PKK officials blame the Kurdistan Freedom Falcons (TAK) for recent bomb attacks in Istanbul and Turkey’s sea resorts. They say the TAK is a dissident group that recognizes Ocalan as its leader, but not the authority of the PKK.

Turkish officials in turn say the TAK is just a cover for the PKK.

But McDowall said it is unclear what link exists between the two organizations. He said he believes the Kurdish separatist movement might have split into different subgroups, much as the Irish Republican Army did in the late 1990s.

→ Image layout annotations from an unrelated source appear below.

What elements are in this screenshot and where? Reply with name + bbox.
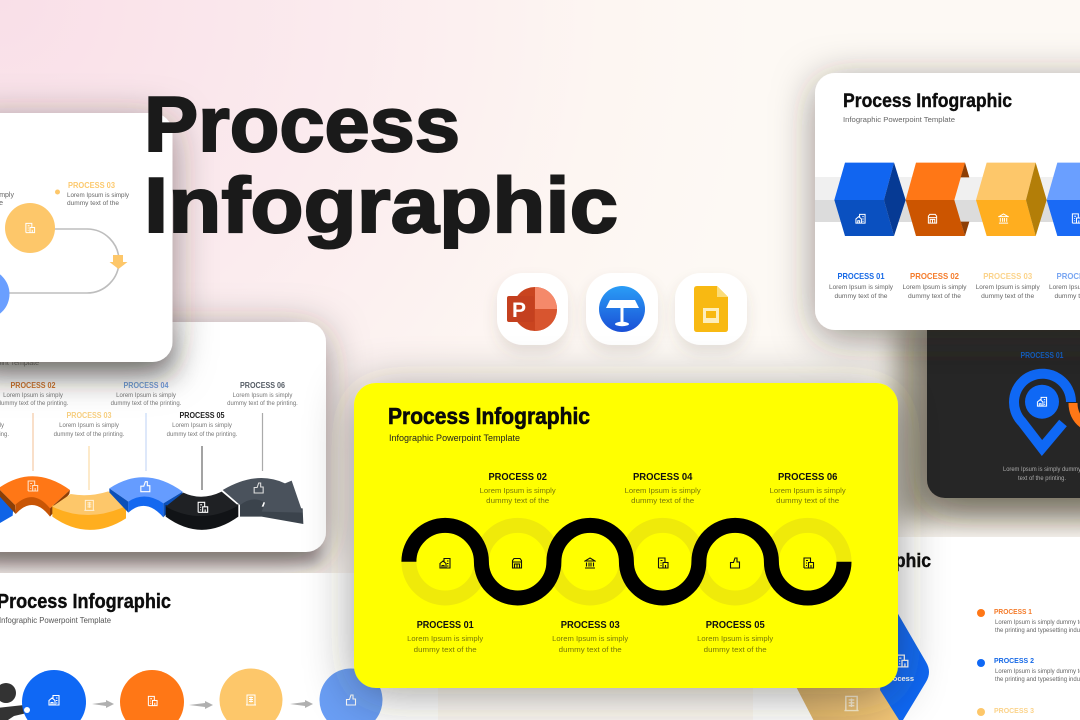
text: pin description bbox=[1003, 467, 1080, 482]
label: process 03 bbox=[552, 620, 628, 654]
panel: top right cubes slide bbox=[815, 73, 1080, 330]
segment: black bbox=[166, 492, 238, 530]
label: process 06 bbox=[770, 472, 846, 505]
arrow: down bbox=[110, 255, 128, 269]
label: process 04 bbox=[111, 381, 182, 407]
title bbox=[144, 80, 618, 249]
arrow lines up to labels bbox=[33, 413, 262, 490]
panel: curved 3D wave slide bbox=[0, 322, 326, 552]
label: process 03 bbox=[67, 181, 130, 207]
label: process 03: Lorem Ipsum is simply bbox=[59, 423, 119, 429]
text: process 01 remnant bbox=[0, 423, 9, 438]
circle: yellow step bbox=[5, 203, 55, 253]
heading: bottom left slide title: Process Infographic bbox=[0, 591, 171, 613]
label: process 02: Lorem Ipsum is simply bbox=[3, 393, 63, 399]
subtitle: top right slide: Infographic Powerpoint Template bbox=[843, 115, 955, 124]
panel: bottom left circles slide bbox=[0, 573, 438, 720]
label: process 03: dummy text of the printing. bbox=[54, 432, 125, 438]
label: process 03: Lorem Ipsum is simply bbox=[976, 284, 1040, 291]
label: process 02: dummy text of the bbox=[486, 496, 549, 505]
label: process 02 bbox=[902, 271, 967, 300]
label: process 03: dummy text of the bbox=[559, 645, 622, 654]
cube: light blue bbox=[1047, 163, 1080, 236]
dot marker bbox=[55, 190, 60, 194]
label: process 02: dummy text of the bbox=[908, 293, 961, 300]
band behind cubes bbox=[815, 177, 1080, 222]
circle: yellow step bbox=[219, 668, 282, 720]
label: process 03: Lorem Ipsum is simply bbox=[67, 192, 130, 199]
label: process 01: PROCESS 01 bbox=[417, 620, 474, 631]
label: process 03: dummy text of the bbox=[981, 293, 1035, 300]
icon: google slides app bbox=[675, 273, 747, 345]
label: process 02: PROCESS 02 bbox=[910, 271, 959, 281]
text remnant: process 02 bbox=[0, 192, 14, 207]
list item 3: PROCESS 3 bbox=[994, 706, 1034, 715]
ribbon icons bbox=[28, 481, 263, 512]
segment: orange bbox=[0, 476, 70, 517]
label: process 03 bbox=[976, 271, 1040, 300]
label: process 02 bbox=[480, 472, 556, 505]
label: process 02: Lorem Ipsum is simply bbox=[480, 486, 556, 495]
label: process 01: dummy text of the bbox=[414, 645, 477, 654]
hexagon: blue process bbox=[880, 600, 929, 720]
label: process 03: PROCESS 03 bbox=[68, 181, 116, 190]
label: process 04: Lorem Ipsum is simply bbox=[625, 486, 701, 495]
cube icons bbox=[856, 214, 1080, 223]
segment: yellow bbox=[52, 491, 126, 530]
icon: powerpoint app bbox=[497, 273, 568, 345]
label: process 05: dummy text of the bbox=[704, 645, 767, 654]
label: process 05: Lorem Ipsum is simply bbox=[172, 423, 232, 429]
label: process 02: Lorem Ipsum is simply bbox=[902, 284, 967, 291]
connector path bbox=[8, 229, 119, 293]
title: Infographic bbox=[144, 161, 618, 249]
label: process 04 bbox=[1049, 271, 1080, 300]
label: process 05 bbox=[167, 411, 238, 438]
label: process 04: Lorem Ipsum is simply bbox=[116, 393, 176, 399]
label: process 06: Lorem Ipsum is simply bbox=[770, 486, 846, 495]
subtitle: yellow slide: Infographic Powerpoint Template bbox=[389, 433, 520, 443]
segment: blue bbox=[0, 493, 13, 525]
chart: cube row bbox=[834, 163, 1080, 236]
hexagon: tan output bbox=[790, 675, 900, 720]
label: process 01: PROCESS 01 bbox=[1020, 351, 1064, 360]
list item 3 bbox=[977, 706, 1034, 716]
label: process 06: dummy text of the printing. bbox=[227, 401, 298, 407]
cube: orange bbox=[906, 163, 969, 236]
title: Process bbox=[144, 80, 460, 168]
arrow: step two to three bbox=[189, 701, 213, 709]
arrow: step one to two bbox=[92, 700, 114, 708]
hexagon: blue process: Process bbox=[885, 674, 914, 683]
label: process 06: PROCESS 06 bbox=[778, 472, 838, 483]
label: process 05: PROCESS 05 bbox=[180, 411, 225, 420]
heading: top right slide title: Process Infographic bbox=[843, 90, 1012, 112]
icon: powerpoint app: P bbox=[512, 299, 526, 322]
panel: main yellow slide bbox=[354, 383, 898, 688]
label: process 02 bbox=[0, 381, 69, 407]
circle: blue step bbox=[0, 269, 10, 319]
text: pin description: text of the printing. bbox=[1018, 476, 1066, 482]
circle: light blue step bbox=[320, 668, 383, 720]
subtitle: bottom left slide: Infographic Powerpoint Template bbox=[0, 616, 112, 625]
label: process 04: PROCESS 04 bbox=[633, 472, 693, 483]
list item 2: PROCESS 2 bbox=[994, 656, 1034, 665]
panel: top left slide bbox=[0, 113, 172, 362]
circle: orange step bbox=[120, 670, 184, 720]
label: process 03: dummy text of the bbox=[67, 200, 119, 207]
label: process 05 bbox=[697, 620, 773, 654]
icon: person bbox=[0, 683, 28, 720]
heading: bottom right slide title: Process Infographic bbox=[762, 550, 931, 572]
label: process 03: PROCESS 03 bbox=[66, 411, 112, 420]
list item 2 bbox=[977, 656, 1080, 683]
icon: location pin bbox=[1014, 374, 1071, 448]
label: process 06: Lorem Ipsum is simply bbox=[233, 393, 292, 399]
icon: keynote app bbox=[586, 273, 658, 345]
label: process 06: PROCESS 06 bbox=[240, 381, 285, 390]
label: process 04: PROCESS 04 bbox=[124, 381, 169, 390]
heading: yellow slide title: Process Infographic bbox=[388, 403, 590, 429]
label: process 03 bbox=[54, 411, 125, 438]
chart: background rings bbox=[409, 525, 844, 598]
label: process 03: Lorem Ipsum is simply bbox=[552, 634, 628, 643]
label: process 04: dummy text of the bbox=[631, 496, 694, 505]
label: process 02: PROCESS 02 bbox=[488, 472, 547, 483]
label: process 04 bbox=[625, 472, 701, 505]
label: process 01 bbox=[407, 620, 483, 654]
label: process 01 bbox=[829, 271, 894, 300]
label: process 04: dummy text of the printing. bbox=[111, 401, 182, 407]
chart: black wave bbox=[409, 525, 844, 598]
label: process 03: PROCESS 03 bbox=[983, 271, 1032, 281]
arrow: step three to four bbox=[290, 700, 313, 708]
step icons bbox=[440, 558, 814, 568]
label: process 05: dummy text of the printing. bbox=[167, 432, 238, 438]
label: process 02: PROCESS 02 bbox=[10, 381, 56, 390]
icon: orange arc bbox=[1073, 403, 1080, 426]
chart: 3D curved ribbon bbox=[0, 476, 303, 530]
cube: blue bbox=[834, 163, 906, 236]
list item 1: PROCESS 1 bbox=[994, 607, 1032, 616]
panel: bottom right list slide bbox=[753, 537, 1080, 720]
label: process 01: PROCESS 01 bbox=[838, 271, 885, 281]
label: process 01: dummy text of the bbox=[834, 293, 888, 300]
panel: dark pin slide bbox=[927, 300, 1080, 498]
list item 1 bbox=[977, 607, 1080, 634]
label: process 01: Lorem Ipsum is simply bbox=[407, 634, 483, 643]
label: process 01: Lorem Ipsum is simply bbox=[829, 284, 894, 291]
label: process 06 bbox=[227, 381, 298, 407]
label: process 05: PROCESS 05 bbox=[706, 620, 765, 631]
segment: grey arrow bbox=[223, 478, 303, 524]
label: process 05: Lorem Ipsum is simply bbox=[697, 634, 773, 643]
label: process 06: dummy text of the bbox=[776, 496, 839, 505]
cube: yellow bbox=[976, 163, 1047, 236]
label: process 03: PROCESS 03 bbox=[561, 620, 620, 631]
segment: light blue bbox=[109, 477, 183, 517]
circle: blue step bbox=[22, 670, 86, 720]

“This is kind of symptomatic of these movements that use political violence that, very often, a point comes where the mainstream decides that there is not more to be [achieved from] the political violence and the time to find alternative, diplomatic roots has now come and, therefore, they effectively abandon using violence," McDowall said. "And always, there tends to be a minority within the movement who break away because they are so wedded to the idea of political violence that they find it almost impossible to think in any terms, expect those of some kind of military victory – which tends to be pretty unrealistic.”

Whoever bears responsibility for the recent bomb attacks, regional experts agree that the solution to the Kurdish problem lies first and foremost in Turkey’s hands.

McDowall said that despite its shortcomings and whatever support it may enjoy in Anatolia, the PKK has, “for better or for worse,” succeeded in making Kurds throughout the country aware of their ethnic identity.

He said any further delay by Ankara in recognizing the existence of its Kurdish minority and relieving Anatolia's dire economic condition will inevitably lead to new outbreaks of violence.